During the jubilant scenes at Ibrox following a breathless Europa League semi-final victory over RB Leipzig, various Rangers players briefly stepped away from the celebrations to take a moment to contemplate the scale of their achievement.
Ryan Kent looked teary, John Lundstram was overwhelmed, and Kemar Roofe stood stunned as chaos ensued around him. A squad cobbled together with modest means had toppled yet another Bundesliga heavyweight, and this time they did it without a recognised centre forward.
After losing their first two group games in the competition, a first European final in 14 years looked like an improbable dream for the Scottish giants. Yet on a typically wet and dreich Glasgow evening on Thursday, the players ensured their remarkable adventure will end in Spanish sunshine.
The Rangers starting XI against the Germans cost less than £15 million to assemble. To put that in perspective, Leipzig expect to generate four times that amount from the anticipated sale of Christopher Nkunku this summer. Many of Giovanni Van Bronckhorst’s men have enhanced reputations due to their European exploits, but the majority of the squad have endured setbacks, hardship and rejection throughout their careers.
James Tavernier had seven loan spells in the English lower leagues before finding a permanent home in Glasgow, Joe Aribo was at Staines Town seven years ago, and Glen Kamara had to go on trial at Dundee after being released by Arsenal. Leon Balogun and Lundstram also encountered early disappointment, yet the pair will soon participate in a European final.
The majority of the Rangers squad have had to fight and scrap to earn respect and recognition – and if they can overcome Eintracht Frankfurt and end a 50-year wait for a second European trophy, they will be forever remembered.
Over the last decade, only English or Spanish sides have claimed the Europa League title. The dominance of the big leagues has become all-encompassing, but Rangers can upset the trend, and strike a blow for historical clubs marginalised in the modern game.
Smaller leagues have, at least, been represented in the Europa Finals in recent years. Benfica (twice), Dnipro and Ajax have tried to record famous victories, but all have failed to overcome the might of English and Spanish powerhouses.
A cacophony of noise greeted the full-time whistle on Thursday evening, and the crowd played a pivotal role in driving their team across the finishing line. Regular attendees at Ibrox have become accustomed to glory nights in recent seasons, they arrive at the stadium with optimism and belief, and Steven Gerrard has to be credited with laying the foundations upon which Van Bronckhorst has built on.
In 2008, battle-hardened but weary, Rangers took to the field for a UEFA Cup final against Zenit Saint Petersburg. A hectic schedule hindered their build-up to the Manchester showpiece, although the Russian side, with Andrey Arshavin in their ranks, thoroughly merited victory. In contrast to 14 years ago, the Light Blues have little to play for in the remaining league fixtures and can rest and rotate players before embarking on the journey to Spain.

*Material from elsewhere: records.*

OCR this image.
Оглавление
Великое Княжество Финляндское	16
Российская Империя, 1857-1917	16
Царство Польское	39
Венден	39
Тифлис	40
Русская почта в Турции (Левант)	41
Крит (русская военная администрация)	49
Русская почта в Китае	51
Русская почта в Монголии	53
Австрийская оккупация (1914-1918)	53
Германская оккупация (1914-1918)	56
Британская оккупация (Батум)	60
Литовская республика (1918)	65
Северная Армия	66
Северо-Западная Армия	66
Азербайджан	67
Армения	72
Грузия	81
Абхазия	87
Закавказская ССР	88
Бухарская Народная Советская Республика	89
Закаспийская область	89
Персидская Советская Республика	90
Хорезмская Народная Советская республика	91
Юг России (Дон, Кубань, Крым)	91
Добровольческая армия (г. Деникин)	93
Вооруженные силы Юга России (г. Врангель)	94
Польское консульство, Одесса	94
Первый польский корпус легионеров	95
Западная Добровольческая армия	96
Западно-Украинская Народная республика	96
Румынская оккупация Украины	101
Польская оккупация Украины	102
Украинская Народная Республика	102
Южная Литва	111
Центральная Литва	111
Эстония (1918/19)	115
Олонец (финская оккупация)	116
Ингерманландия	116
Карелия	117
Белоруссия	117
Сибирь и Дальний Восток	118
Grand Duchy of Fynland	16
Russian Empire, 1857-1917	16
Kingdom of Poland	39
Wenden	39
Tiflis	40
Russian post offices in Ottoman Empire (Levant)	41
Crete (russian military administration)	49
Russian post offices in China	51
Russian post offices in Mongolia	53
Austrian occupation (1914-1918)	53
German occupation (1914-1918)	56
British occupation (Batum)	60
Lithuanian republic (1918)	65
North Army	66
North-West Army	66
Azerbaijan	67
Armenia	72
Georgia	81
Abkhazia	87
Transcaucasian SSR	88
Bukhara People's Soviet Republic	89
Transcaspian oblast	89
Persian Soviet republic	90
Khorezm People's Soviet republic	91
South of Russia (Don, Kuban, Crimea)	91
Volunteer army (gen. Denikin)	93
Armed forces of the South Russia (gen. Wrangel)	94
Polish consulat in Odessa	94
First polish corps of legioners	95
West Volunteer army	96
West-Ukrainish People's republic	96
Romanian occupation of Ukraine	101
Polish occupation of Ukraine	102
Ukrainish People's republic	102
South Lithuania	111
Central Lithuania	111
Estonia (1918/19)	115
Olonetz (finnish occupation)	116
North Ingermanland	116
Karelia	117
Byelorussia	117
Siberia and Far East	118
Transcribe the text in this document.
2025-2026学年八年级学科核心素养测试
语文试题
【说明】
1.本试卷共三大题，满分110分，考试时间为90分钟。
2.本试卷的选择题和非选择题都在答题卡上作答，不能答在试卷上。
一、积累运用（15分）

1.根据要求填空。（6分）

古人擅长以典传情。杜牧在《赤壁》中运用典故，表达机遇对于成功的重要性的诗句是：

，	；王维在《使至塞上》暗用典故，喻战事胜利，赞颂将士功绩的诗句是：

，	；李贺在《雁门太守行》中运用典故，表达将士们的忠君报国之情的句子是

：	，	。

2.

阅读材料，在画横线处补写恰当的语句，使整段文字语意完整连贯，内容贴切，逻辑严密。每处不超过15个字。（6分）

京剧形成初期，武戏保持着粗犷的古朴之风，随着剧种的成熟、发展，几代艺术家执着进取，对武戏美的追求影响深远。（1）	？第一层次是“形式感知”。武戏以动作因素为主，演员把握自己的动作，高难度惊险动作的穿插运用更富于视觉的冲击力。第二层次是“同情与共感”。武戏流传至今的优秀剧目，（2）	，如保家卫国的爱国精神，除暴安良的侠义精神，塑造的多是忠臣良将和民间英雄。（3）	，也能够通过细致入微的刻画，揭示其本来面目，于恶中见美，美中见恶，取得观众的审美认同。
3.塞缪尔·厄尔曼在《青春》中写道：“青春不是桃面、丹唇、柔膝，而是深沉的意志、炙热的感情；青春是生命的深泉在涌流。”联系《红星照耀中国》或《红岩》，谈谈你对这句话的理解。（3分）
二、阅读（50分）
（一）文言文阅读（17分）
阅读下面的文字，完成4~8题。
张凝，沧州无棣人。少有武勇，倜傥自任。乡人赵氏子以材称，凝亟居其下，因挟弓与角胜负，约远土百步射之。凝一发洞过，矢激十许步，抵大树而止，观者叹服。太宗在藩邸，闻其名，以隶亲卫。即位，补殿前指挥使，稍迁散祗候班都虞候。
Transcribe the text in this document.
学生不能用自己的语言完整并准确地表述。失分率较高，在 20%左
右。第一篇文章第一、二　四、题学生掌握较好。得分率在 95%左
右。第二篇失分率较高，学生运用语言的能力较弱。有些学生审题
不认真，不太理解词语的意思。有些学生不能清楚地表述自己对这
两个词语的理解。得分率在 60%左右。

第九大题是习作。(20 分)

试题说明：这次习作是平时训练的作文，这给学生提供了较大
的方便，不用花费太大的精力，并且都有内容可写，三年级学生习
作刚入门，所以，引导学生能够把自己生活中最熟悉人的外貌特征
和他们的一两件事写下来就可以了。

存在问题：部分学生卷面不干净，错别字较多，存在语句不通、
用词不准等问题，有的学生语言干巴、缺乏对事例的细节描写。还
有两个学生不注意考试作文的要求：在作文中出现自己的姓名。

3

The winners of the Europa League will collect a cheque for €8.6 million, gain access to the Champions League group stages and book a spot in the Super Cup final next season.
It has the potential to be the most lucrative fixture in Rangers history. The riches on offer are significant for a Scottish club, it could set the Light Blues up for years to come, but at this stage of a European campaign, prestige and honour comes before finance.
Rangers welcome Dundee United to Ibrox on Sunday afternoon for their penultimate home game of the Premiership season.